How does someone swab the NYC subway? In order to obtain the RNA samples, an Isohelix buccal swab is used to collect the sample, which is then stored in Zymo’s DNA/RNA shield to protect the RNA from degradation.

Like the clinical samples that are being processed at Cornell Weill Medical School, the subway samples go through six assays which can take anywhere from 20–30 minutes to up to three days. Mason attributes the large number of assays to the idea that this is (hopefully) a once in a century pandemic, and there is a lot to be learned from these samples. In turn, they are doing everything they can to “aliquot and preserve as much of the RNA from the sample and gain as much information as possible.”

A portion of the RNA (10 ng) goes into the standard qRT-PCR assay that is being widely used to detect the presence of the viral RNA. The RNA also goes into various different methods to sequence the viral genome, including PolyA RNA-seq (capturing of RNAs with polyA tails), Ribodepletion RNA-seq (removal of ribosomal RNAs), and MeRIP-Seq (which maps m6A-methylated RNA)—all of which are various methods to perform next-generation cDNA sequencing.

Direct RNA sequencing using Oxford Nanopore’s MinION is also performed. In order to do this, 500 ng (a lot) of polyadenylated RNA is required. The SARS-CoV-2 RNA genome, luckily, has a 33 nucleotide poly-A tail, so it can be sequenced directly.

The Loop-mediated isothermal amplification (LAMP) assay, a colorimetric assay that works in 30 minutes to test for the presence of the virus, is also performed on the samples. First published by a Japanese group in 2014, and commercialized by New England Biolabs, Mason asserts that this very quick and easy to read test may allow them to set up quick testing pop-up labs to test people quickly, easily, and rapidly.

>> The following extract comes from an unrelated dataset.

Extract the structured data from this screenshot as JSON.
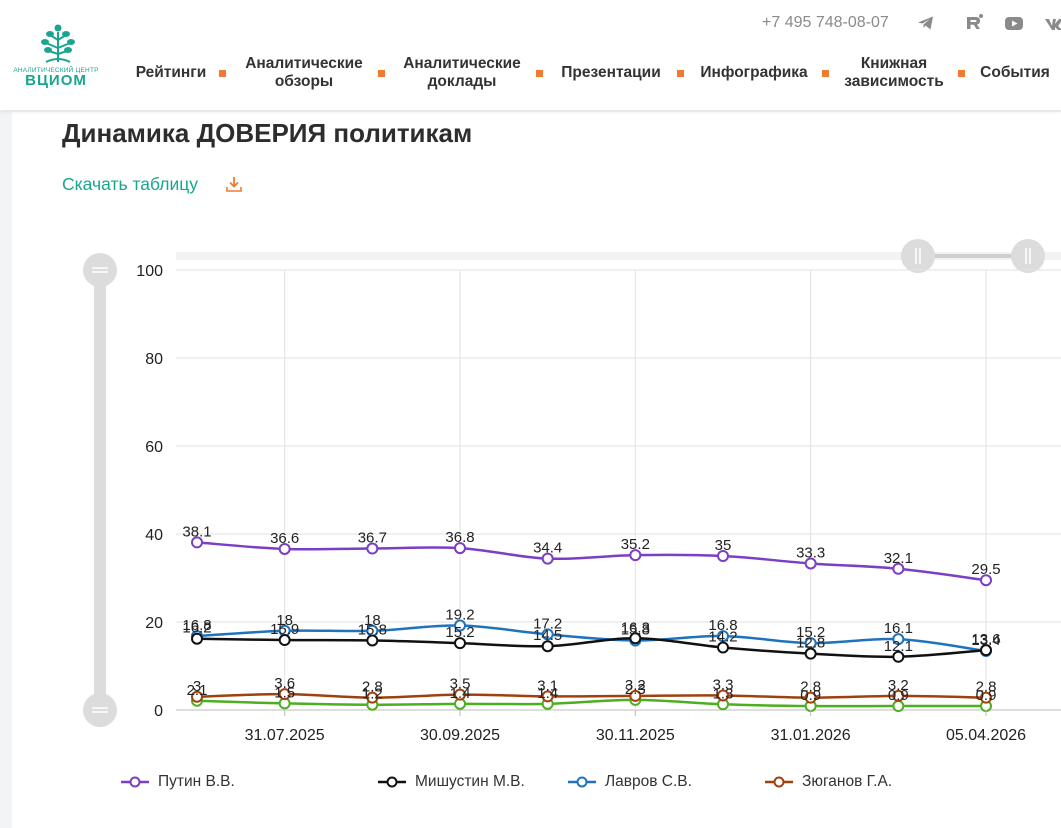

For these assays, the viral RNA positive control is provided by the DNA writing company Twist Biosciences.

The sequencing data is uploaded into GISAID (Global Initiative on Sharing All Influenza Data) which is a public–private partnership that provides public access to the genetic sequence data of influenza viruses and other viruses, including SARS-CoV-2.

So, what RNA is strap-hanging under the streets of NYC? The team found 10% human RNA and 1–2% viral RNA—including the genome of influenza virus. The other 88% are of unknown origin. That large number is “not as crazy as it sounds,” Mason explains. The data are from only a handful of samples and many DNA sampling studies routinely see unknown percentages in the range of 50–70%.

Thinking beyond this pandemic, into a post-pandemic world, could this type of environmental sampling potentially lead to a partitioning of our spaces into “green zones,” which would be safe for people to enter, and “red zones” where there is still a risk of infection? Or, a scenario where, in order to board a plane, surveillance would take place and testing would be required for boarding?

Up until this point, Mason noted, the cost of doing routine environmental surveillance has been too high for this idea to enter into a realistic conversation. But the current cost may make it possible. And, he follows, the cost of not doing it—as evidenced by the current pandemic—is probably far worse.